Objective: Train a model that takes as input a comment in a source code file and determines the corresponding code segment. A possible approach is to use a RNN to train a classifier that first optionally goes over the comment, than goes over the lines of code following the comment and classifies them as either being associated with the comment (positive) or not (negative). At test time, the RNN would stop at the first line of code that it classifies as negative. The system could be trained on raw sequences of code tokens, or on higher level features associated with a line of code that exploit the syntactic structure of the code e.g. is this a new line, is this line at the same level as the first lien after the comments, is there another comment immediately following this line.
2. Coreference in mathematical statements
Objective: Adapt an existing ML-based coreference resolution system to solve coreference in mathematical statements, e.g. proofs, as shown on the slides 23 to 32 in the Introduction lecture . This would entail some manual annotation of mathematical proofs (some already done), designing and implementation of coreference features that are specific to math statements, adding these features in the existing ML-based system and training and evaluating the resulting system. A substantial amount of work has already been done. For more details, contact me at <email@example.com>.
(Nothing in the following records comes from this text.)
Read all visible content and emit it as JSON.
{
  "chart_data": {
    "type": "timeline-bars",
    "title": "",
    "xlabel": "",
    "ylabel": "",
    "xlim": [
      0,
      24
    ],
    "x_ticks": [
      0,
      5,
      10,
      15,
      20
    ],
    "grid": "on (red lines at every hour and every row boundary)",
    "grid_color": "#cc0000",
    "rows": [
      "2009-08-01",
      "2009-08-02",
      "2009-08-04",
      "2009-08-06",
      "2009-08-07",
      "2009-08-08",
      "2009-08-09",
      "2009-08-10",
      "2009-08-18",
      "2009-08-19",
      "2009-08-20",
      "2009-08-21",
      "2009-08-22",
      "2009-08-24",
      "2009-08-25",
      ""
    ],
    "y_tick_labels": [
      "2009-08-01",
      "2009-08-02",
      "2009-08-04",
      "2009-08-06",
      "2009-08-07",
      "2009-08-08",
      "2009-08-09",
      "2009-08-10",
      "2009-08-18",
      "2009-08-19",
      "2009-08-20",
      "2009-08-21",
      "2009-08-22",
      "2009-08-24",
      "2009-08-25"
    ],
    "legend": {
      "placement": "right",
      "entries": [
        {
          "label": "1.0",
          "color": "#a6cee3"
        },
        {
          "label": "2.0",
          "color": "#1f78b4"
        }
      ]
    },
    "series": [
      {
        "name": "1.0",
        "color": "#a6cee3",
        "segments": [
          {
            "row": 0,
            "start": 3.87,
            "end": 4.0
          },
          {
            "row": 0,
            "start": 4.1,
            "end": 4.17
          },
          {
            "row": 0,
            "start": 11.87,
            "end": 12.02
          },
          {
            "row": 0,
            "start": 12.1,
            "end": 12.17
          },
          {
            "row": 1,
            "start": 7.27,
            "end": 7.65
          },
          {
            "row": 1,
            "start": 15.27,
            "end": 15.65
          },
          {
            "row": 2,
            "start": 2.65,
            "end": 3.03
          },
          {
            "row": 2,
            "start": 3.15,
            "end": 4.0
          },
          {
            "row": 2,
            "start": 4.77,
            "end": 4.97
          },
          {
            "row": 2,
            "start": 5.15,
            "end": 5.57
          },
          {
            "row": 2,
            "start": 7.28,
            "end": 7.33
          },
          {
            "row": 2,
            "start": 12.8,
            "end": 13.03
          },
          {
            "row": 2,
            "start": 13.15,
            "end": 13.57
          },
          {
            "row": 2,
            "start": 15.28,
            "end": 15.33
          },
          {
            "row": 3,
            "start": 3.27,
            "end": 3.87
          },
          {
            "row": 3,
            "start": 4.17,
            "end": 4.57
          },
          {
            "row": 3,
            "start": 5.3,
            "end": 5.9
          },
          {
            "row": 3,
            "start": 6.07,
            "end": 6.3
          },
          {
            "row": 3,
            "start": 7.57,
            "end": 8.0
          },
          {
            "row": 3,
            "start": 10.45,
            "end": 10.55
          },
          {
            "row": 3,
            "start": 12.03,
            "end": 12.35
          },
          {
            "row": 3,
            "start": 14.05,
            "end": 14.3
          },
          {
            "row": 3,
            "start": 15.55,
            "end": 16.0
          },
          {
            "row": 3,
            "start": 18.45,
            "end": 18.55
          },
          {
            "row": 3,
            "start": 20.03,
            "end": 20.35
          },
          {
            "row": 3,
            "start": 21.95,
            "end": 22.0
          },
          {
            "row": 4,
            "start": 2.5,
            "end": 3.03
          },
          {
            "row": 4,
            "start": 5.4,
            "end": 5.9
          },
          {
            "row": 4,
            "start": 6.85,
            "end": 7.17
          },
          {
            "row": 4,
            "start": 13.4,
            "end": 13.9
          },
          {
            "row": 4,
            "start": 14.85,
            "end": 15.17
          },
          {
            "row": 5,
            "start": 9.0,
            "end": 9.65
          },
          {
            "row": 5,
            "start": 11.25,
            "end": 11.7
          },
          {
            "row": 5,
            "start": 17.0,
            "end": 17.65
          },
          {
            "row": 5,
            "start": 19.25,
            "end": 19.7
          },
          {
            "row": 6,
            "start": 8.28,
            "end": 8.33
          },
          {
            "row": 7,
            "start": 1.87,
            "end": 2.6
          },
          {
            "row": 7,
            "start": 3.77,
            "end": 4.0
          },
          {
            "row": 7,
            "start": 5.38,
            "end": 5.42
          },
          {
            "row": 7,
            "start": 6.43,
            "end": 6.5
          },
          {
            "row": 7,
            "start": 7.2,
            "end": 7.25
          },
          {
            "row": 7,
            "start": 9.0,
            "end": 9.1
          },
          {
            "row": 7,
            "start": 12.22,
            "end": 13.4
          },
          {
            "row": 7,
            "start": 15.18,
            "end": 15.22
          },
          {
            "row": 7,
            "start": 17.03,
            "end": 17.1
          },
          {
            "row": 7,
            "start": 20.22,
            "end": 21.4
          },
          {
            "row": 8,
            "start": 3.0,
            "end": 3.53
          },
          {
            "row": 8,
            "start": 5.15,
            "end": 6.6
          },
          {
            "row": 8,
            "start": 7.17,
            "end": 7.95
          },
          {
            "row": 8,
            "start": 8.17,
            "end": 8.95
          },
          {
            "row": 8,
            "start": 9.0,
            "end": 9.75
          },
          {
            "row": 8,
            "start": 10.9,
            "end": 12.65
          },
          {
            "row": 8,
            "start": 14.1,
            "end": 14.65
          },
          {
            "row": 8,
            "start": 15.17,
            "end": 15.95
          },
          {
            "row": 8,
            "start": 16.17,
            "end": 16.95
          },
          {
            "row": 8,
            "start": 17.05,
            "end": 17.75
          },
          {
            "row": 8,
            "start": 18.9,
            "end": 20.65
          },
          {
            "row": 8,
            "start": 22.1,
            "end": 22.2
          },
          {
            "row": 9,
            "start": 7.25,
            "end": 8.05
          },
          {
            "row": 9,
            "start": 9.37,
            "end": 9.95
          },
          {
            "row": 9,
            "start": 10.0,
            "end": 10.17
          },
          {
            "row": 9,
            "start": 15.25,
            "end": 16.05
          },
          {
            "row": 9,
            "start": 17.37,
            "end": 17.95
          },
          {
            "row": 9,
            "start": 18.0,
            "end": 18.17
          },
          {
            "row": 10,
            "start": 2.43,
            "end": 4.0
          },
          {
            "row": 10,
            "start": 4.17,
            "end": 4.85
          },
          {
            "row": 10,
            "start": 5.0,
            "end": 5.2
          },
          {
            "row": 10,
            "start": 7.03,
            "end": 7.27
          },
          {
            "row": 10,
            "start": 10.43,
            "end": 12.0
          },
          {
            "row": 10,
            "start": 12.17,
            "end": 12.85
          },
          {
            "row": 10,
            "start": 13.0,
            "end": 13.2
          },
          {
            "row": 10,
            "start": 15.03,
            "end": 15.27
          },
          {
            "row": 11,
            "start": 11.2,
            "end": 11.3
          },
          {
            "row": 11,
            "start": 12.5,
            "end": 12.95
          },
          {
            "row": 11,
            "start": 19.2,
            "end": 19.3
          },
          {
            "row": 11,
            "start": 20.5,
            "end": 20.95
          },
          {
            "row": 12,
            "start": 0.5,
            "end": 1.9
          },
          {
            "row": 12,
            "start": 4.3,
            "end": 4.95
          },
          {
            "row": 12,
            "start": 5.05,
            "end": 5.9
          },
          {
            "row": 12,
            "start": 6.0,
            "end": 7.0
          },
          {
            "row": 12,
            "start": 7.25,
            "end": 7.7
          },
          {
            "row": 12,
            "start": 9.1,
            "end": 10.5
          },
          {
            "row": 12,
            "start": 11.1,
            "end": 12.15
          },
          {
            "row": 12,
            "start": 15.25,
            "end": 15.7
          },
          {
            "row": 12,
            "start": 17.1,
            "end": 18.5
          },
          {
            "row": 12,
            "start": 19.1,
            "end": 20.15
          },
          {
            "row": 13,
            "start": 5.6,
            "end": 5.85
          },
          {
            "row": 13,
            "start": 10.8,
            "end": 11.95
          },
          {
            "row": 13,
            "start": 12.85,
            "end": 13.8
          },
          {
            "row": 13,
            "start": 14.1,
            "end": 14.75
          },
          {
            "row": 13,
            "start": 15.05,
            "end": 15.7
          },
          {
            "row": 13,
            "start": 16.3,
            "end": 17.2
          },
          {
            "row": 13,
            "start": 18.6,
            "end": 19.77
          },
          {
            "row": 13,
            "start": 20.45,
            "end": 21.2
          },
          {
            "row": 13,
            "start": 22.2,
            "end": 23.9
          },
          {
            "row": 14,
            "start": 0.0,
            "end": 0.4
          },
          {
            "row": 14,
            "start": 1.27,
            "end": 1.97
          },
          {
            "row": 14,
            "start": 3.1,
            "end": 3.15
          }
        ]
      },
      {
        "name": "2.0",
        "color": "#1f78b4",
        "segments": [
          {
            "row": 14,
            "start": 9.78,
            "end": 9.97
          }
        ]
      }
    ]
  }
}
3. Semantic parsing of mathematical statements
Objective: Take a mathematical proof as input and translate it into an equivalent Coq proof. Dr. Juedes has created a small dataset of pairs (mathematical statement, Coq program), using a coded template.
4. Extraction of text relevant to a citation
Objective: Given a citation of paper C in another paper P, extract all the sentences in P that are directly relevant to the paper C, i.e. they mention C or they discuss content (methods, results) from paper C. For this, you would have to create a dataset and design and train an NLP model.
5. Platonic verses
Objective: Based on an idea from an undergraduate Theater student.
6. Explainable NLP
Objective: Use Layerwise Label Propagation or other similar methods to determine with parts of the input are most relevant for the classification decisions of an NLP system.